Série Ruptura faz refletir sobre qual a função da "roupa de trabalho"
Série exibida na Apple TV mistura ficção científica com crítica à vida corporativa.

O figurino da série Ruptura vai além de um mero adereço para vestir os personagens, ele é uma ferramenta importante para construção do ambiente de trabalho desumanizado que a série explora.
Ok, Ruptura é um fenômeno. O último episódio da segunda temporada da série foi lançado na quinta-feira passada e quanto mais a produção avança, mais as teorias da conspiração aumentam. E eu, particularmente, só consigo olhar para o figurino.
Veja também
A trama, que mistura ficção científica com uma dura crítica à vida corporativa, mostra uma distopia onde os trabalhadores passam por um esquema que faz com as memórias de cada funcionário sejam separadas: a partir do momento que entram na Lumon Industries, eles esquecem completamente quem são fora do ambiente de trabalho. Sim, é muito chocante ver isso num objeto de entretenimento, porque mostra como isso acontece claramente na vida real e como o mercado de trabalho é inescrupuloso.
Vamos trazer o processo de se vestir para a nossa vida? Desde cedo, a gente percebe que precisa se vestir de um jeito pra ir pra escola, para a missa, para o shopping, pra casa do parente. Não dá para usar o mesmo lookinho em todos os ambientes, cada ocasião pede alguma coisa - e se você foi uma criança dos anos 1990 como eu, sabe que a roupa da ocasião especial jamais poderia ser usada numa situação qualquer.
Quando viramos adultos isso se expande: havaiana e shorts jeans na faculdade tá permitido, a depender do seu curso, mas o estágio pede calça, camisa e um sapato fechado. Em Ruptura, fica claro como a roupa é um reflexo direto da dessensibilização do trabalhador ao ambiente de trabalho, afinal, lá eles são obrigados a usar roupas padronizadas, sem vida, cores estéreis em um ambiente estéril.
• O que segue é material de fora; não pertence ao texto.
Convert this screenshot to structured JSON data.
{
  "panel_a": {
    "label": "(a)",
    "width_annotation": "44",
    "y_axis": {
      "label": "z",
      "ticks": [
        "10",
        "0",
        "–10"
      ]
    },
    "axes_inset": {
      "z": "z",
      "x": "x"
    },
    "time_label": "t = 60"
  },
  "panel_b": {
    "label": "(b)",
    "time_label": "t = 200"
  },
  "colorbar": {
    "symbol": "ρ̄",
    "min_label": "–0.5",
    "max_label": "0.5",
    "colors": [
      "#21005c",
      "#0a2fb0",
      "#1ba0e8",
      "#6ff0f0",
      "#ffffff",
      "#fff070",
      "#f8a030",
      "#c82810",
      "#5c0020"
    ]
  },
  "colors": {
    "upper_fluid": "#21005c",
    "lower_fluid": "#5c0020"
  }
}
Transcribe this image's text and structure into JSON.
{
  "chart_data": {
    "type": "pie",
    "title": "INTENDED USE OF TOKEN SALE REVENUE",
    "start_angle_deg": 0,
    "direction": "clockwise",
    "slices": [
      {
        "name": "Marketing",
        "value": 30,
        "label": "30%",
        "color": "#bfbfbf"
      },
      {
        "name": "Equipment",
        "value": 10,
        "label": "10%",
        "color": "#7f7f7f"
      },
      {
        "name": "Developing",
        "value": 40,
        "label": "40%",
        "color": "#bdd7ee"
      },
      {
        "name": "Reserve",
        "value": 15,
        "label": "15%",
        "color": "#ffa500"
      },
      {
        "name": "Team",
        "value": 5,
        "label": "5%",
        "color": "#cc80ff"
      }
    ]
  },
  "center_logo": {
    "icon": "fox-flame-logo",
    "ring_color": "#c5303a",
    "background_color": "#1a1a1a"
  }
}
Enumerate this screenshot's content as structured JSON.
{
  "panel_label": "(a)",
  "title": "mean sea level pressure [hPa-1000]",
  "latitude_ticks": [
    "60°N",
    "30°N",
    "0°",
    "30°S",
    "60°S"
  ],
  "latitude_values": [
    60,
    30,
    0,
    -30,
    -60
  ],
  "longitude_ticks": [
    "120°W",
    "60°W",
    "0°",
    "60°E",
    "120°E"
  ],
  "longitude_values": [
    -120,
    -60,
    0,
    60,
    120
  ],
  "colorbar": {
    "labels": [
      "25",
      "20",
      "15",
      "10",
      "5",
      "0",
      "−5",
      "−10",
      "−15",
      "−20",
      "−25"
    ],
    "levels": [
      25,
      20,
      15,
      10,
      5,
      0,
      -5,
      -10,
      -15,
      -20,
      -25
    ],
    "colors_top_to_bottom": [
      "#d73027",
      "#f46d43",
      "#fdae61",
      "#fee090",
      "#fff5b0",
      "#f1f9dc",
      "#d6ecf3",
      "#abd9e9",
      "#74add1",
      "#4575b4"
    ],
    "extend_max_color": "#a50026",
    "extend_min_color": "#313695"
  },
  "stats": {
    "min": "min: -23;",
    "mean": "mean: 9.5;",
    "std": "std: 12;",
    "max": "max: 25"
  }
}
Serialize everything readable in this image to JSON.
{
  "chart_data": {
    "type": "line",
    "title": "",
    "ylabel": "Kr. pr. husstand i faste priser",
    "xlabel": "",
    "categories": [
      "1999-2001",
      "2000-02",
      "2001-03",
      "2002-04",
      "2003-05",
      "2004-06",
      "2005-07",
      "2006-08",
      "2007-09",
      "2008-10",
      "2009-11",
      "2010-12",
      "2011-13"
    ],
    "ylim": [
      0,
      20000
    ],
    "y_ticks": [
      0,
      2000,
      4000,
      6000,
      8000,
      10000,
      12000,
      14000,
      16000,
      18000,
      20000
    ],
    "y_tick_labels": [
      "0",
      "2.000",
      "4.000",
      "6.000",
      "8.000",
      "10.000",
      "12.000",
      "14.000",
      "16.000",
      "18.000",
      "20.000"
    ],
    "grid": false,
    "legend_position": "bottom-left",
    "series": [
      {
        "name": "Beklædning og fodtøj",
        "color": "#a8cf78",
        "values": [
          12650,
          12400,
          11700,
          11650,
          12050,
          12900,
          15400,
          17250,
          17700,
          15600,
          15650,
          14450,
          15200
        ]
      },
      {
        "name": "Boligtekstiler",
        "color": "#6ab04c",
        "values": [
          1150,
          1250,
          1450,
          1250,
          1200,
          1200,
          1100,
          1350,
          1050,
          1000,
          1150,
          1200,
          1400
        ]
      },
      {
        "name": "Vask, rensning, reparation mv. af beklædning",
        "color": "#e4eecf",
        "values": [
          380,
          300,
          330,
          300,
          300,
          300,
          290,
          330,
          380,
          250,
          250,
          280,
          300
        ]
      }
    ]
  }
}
Essas escolhas transmitem uma sensação de opressão, ou seja, o figurino é uma metáfora para a alienação e desconexão emocional muitas vezes associadas ao ambiente corporativo.
Na Lumon, os funcionários são reduzidos a números e funções, e a aparência é um reflexo claro disso.
Conseguimos ver essa despersonalização especialmente na personagem Gemma, alguém que não tínhamos muita informação sobre quem ela é na primeira temporada e nesta segunda, vemos a diferença de quem ela representa duas personalidades totalmente distintas entre ambos os ambientes (especialmente pelo interesse especial que a Lumon tem nela).
Para todos os funcionários que passam pela ruptura escolher looks não faz parte do seu cotidiano. Seus "externos" decidem como eles irão se vestir, seu cabelo e maquiagem, e só resta a eles aceitar. Em um determinado momento vemos uma personagem com ainda menos agência sobre sua vida, seus looks são montados
imaculadamente com peças vintage, mas de uma forma estéril e sinistra, quase como os scrubs de hospital, e esse efeito se reflete até na mobília do próprio escritório.
As roupas em Ruptura não são apenas um detalhe visual, elas são uma ferramenta fundamental para reforçar que o trabalhador no ambiente corporativo é só mais uma máquina cujo único propósito é produzir.